Un pájaro rayó el cielo gris y ciegamente lo traduje en un aeroplano y a ese aeroplano en muchos (en el cielo francés) aniquilando el parque de artilleria con bombas verticales.

Nous suivons maintenant le subtil espion chinois. Il est né à Hai Freng, et il va vers Ashgrove. Il veut faire parvenir à son chef qu’il méprise, dans ce bureau de Berlin, le nom de la localité à bombarder.

Acte 4. Nous approchons du jardin

Notre protagoniste suit le chemin au sortir de la gare, et se remémore son ancêtre romancier et le Hong Lou Meng, ‘Le Rêve du pavillon rouge’.

Je pensai qu’un homme peut être l’ennemi d’autres hommes, d’autres moments d’autres hommes, mais non d’un pays ; non des lucioles, des mots, des jardins, des cours d’eau, des couchants.
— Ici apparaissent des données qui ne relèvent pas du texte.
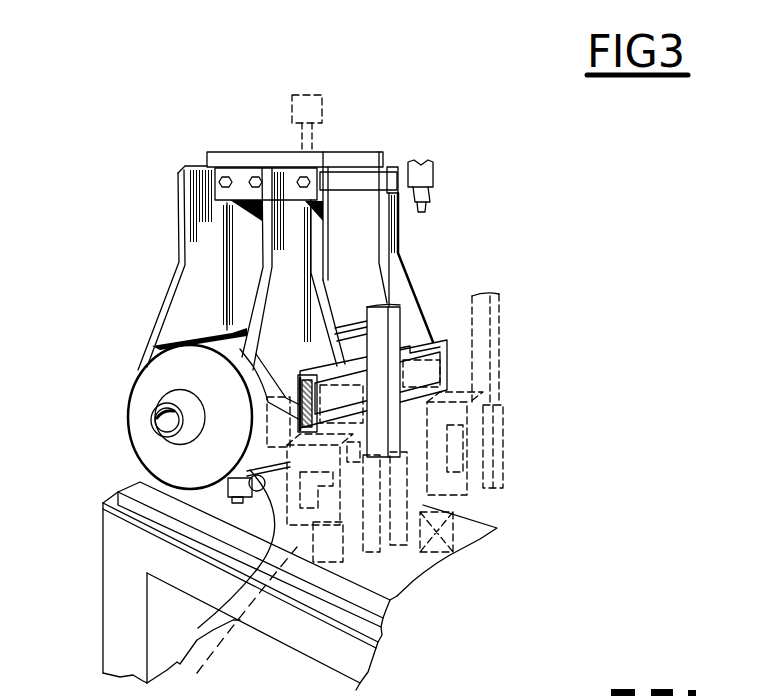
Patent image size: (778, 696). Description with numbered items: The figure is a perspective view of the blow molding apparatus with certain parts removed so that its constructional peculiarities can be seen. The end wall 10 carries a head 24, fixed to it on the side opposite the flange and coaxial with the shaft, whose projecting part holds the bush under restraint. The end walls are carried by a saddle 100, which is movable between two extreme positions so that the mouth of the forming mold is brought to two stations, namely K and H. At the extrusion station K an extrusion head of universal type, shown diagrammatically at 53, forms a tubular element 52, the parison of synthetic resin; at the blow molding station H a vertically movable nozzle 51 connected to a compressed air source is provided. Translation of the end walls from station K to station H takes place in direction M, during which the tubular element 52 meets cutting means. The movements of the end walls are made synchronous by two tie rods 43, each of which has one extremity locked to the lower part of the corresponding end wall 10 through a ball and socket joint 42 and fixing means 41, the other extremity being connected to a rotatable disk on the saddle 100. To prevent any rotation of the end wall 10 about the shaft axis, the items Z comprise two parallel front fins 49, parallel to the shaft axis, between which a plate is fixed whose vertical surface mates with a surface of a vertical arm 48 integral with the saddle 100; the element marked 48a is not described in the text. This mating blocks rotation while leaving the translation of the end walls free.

J’arrivai ainsi devant un grand portail rouillé.

Stephen Albert reçoit notre homme. Sa maison est pleine de curiosités. Il montre le labyrinthe. Il raconte qu’il a d’abord pensé que le Labyrinthe était un livre circulaire, dont la dernière page est aussi la première.

Je me rappelai aussi [dit Albert] cette nuit qui se trouve au milieu des 1001 Nuits, quand la reine Shéhérazade (par une distraction magique du copiste) se met à raconter textuellement l’histoire des 1001 Nuits, au risque d’arriver de nouveau à la nuit pendant laquelle elle la raconte.

Il décrit la solution à laquelle il a abouti :

Dans toutes les fictions, chaque fois que diverses possibilités se présentent, l’homme en adopte une et élimine les autres ; dans la fiction du presque inextricable Ts’ui Pên, il les adopte toutes simultanément. Il crée ainsi divers avenirs (…)

L’histoire progresse vers sa fin prévisible, cette intrigue d’espionnage polyglotte. Imbriquée dans ce bref mélodrame, peinte aux couleurs du conflit en cours dans le Vieux Monde, adoptant des espions pittoresques dont la mission se sépare sans cesse de leur destin, l’histoire de Borges semble servir d’écrin à une méditation sur « les chemins qui bifurquent ». Le jardin est un roman, les sentiers sont les départs d’intrigues qui mènent à d’autres intrigues en se démultipliant. Avec un exposant.

Mais la confrontation demeure entre la théorie développée en sourdine (les multiples possibles qui sourdent du présent) et la réalité « verticale » (l’espion est capturé et sera pendu).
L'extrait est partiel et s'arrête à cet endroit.